De manera que si se repiten los resultados electorales del 20 de diciembre de 2015, la única solución razonable sería la de que gobernara una coalición de partidos, capaz de sumar al menos 176 escaños, necesarios para poder gobernar de un modo estable. Y en ese caso, las coaliciones posibles serán: la del PP con el PSOE, o con Ciudadanos, o con ambos; la del PSOE con Podemos/Izquierda Unida y los partidos independentistas catalanes y vascos (sin que parezca probable que Ciudadanos pueda estar en esta segunda coalición). Y seguirían siendo posibles experimentos como el ensayado por PSOE y Ciudadanos después del 20 de diciembre, con la abstención del PP o de Podemos/Izquierda Unida, o la abstención del PSOE y Ciudadanos para que gobierne el PP. Nada nuevo bajo el sol, podría decirse de la situación con que podemos encontrarnos.

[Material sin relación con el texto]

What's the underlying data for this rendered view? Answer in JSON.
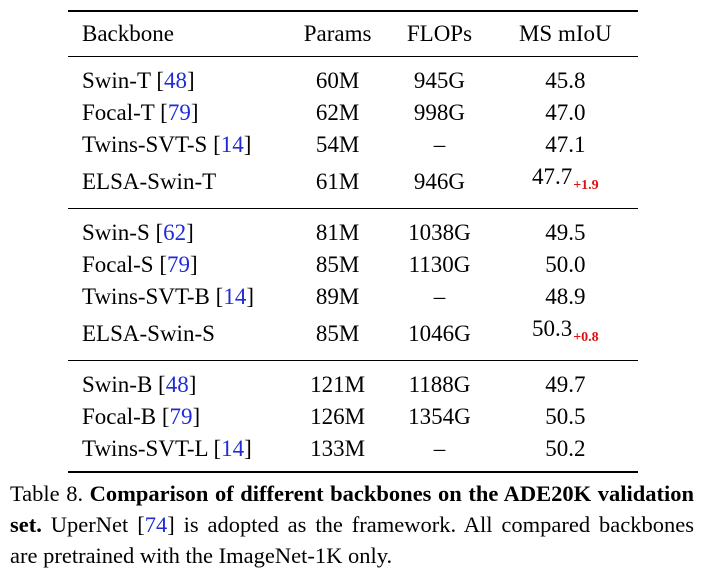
{
  "table": {
    "headers": {
      "backbone": "Backbone",
      "params": "Params",
      "flops": "FLOPs",
      "miou": "MS mIoU"
    },
    "groups": [
      {
        "rows": [
          {
            "name": "Swin-T",
            "ref": "48",
            "params": "60M",
            "flops": "945G",
            "miou": "45.8"
          },
          {
            "name": "Focal-T",
            "ref": "79",
            "params": "62M",
            "flops": "998G",
            "miou": "47.0"
          },
          {
            "name": "Twins-SVT-S",
            "ref": "14",
            "params": "54M",
            "flops": "–",
            "miou": "47.1"
          },
          {
            "name": "ELSA-Swin-T",
            "params": "61M",
            "flops": "946G",
            "miou": "47.7",
            "gain": "+1.9",
            "bold": true
          }
        ]
      },
      {
        "rows": [
          {
            "name": "Swin-S",
            "ref": "62",
            "params": "81M",
            "flops": "1038G",
            "miou": "49.5"
          },
          {
            "name": "Focal-S",
            "ref": "79",
            "params": "85M",
            "flops": "1130G",
            "miou": "50.0"
          },
          {
            "name": "Twins-SVT-B",
            "ref": "14",
            "params": "89M",
            "flops": "–",
            "miou": "48.9"
          },
          {
            "name": "ELSA-Swin-S",
            "params": "85M",
            "flops": "1046G",
            "miou": "50.3",
            "gain": "+0.8",
            "bold": true
          }
        ]
      },
      {
        "rows": [
          {
            "name": "Swin-B",
            "ref": "48",
            "params": "121M",
            "flops": "1188G",
            "miou": "49.7"
          },
          {
            "name": "Focal-B",
            "ref": "79",
            "params": "126M",
            "flops": "1354G",
            "miou": "50.5"
          },
          {
            "name": "Twins-SVT-L",
            "ref": "14",
            "params": "133M",
            "flops": "–",
            "miou": "50.2"
          }
        ]
      }
    ]
  },
  "caption": {
    "label": "Table 8.",
    "title": "Comparison of different backbones on the ADE20K validation set.",
    "body_before_ref": "UperNet",
    "ref": "74",
    "body_after_ref": "is adopted as the framework. All compared backbones are pretrained with the ImageNet-1K only."
  }
}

Ahora bien, a partir del 27 de junio lo que no puede ser aceptable es que los partidos persistan en la actitud que han exhibido después del 20 de diciembre. La falta de entendimiento no debería subsistir. Es decir, si los ciudadanos no cambiamos el voto, porque no hay razón para hacerlo, los que deben cambiar son los partidos, pues de otro modo podríamos entrar en un bucle del que solo saldríamos cuando el resultado gustara a algunos líderes políticos. Alguno de ellos ha dicho que habrá gobierno el 27 de junio, pero todo parece indicar que la afirmación se funda en la esperanza de que los ciudadanos españoles le den masivamente el voto que no le dieron el 20 de diciembre, de manera que pueda gobernar en solitario.

Para evitar situaciones como la que vivimos se nos ocurren, al menos, dos soluciones que exigen la reforma de la Constitución. Una primera sería que, en el caso de que los partidos no se pusieran de acuerdo para investir a un candidato a presidente, en los plazos previstos en la Constitución, de manera automática el jefe del Estado nombrara presidente del Gobierno al líder que le propusiera el partido que hubiera obtenido mayor número de escaños en las elecciones al Congreso de los Diputados. De este modo, el presidente así nombrado carecería de mayoría absoluta en el Congreso, con lo que tendría que alcanzar pactos parlamentarios para lograr la gobernabilidad a lo largo de la legislatura. No sería el Gobierno que se formase muy estable, pero sería preferible a una situación prolongada de interinidad.

La segunda de las soluciones consistiría en que en ausencia de pactos que puedan garantizar la investidura del presidente del Gobierno, los líderes de los dos partidos más votados se sometieran a una votación en el Congreso, de manera que fuera investido quien obtuviera mayor número de votos. Una especie de segunda vuelta en el seno del Congreso de los Diputados que no desvirtuaría la naturaleza parlamentaria de nuestro sistema democrático. En este caso, como en el anterior, el presidente del Gobierno, para conseguir la gobernabilidad, tendría que suscribir pactos de legislatura o acuerdos puntuales.

La mera existencia de sistemas como los propuestos, a buen seguro induciría a los partidos políticos a suscribir acuerdos de investidura para evitar la aplicación de alguna de las soluciones indicadas.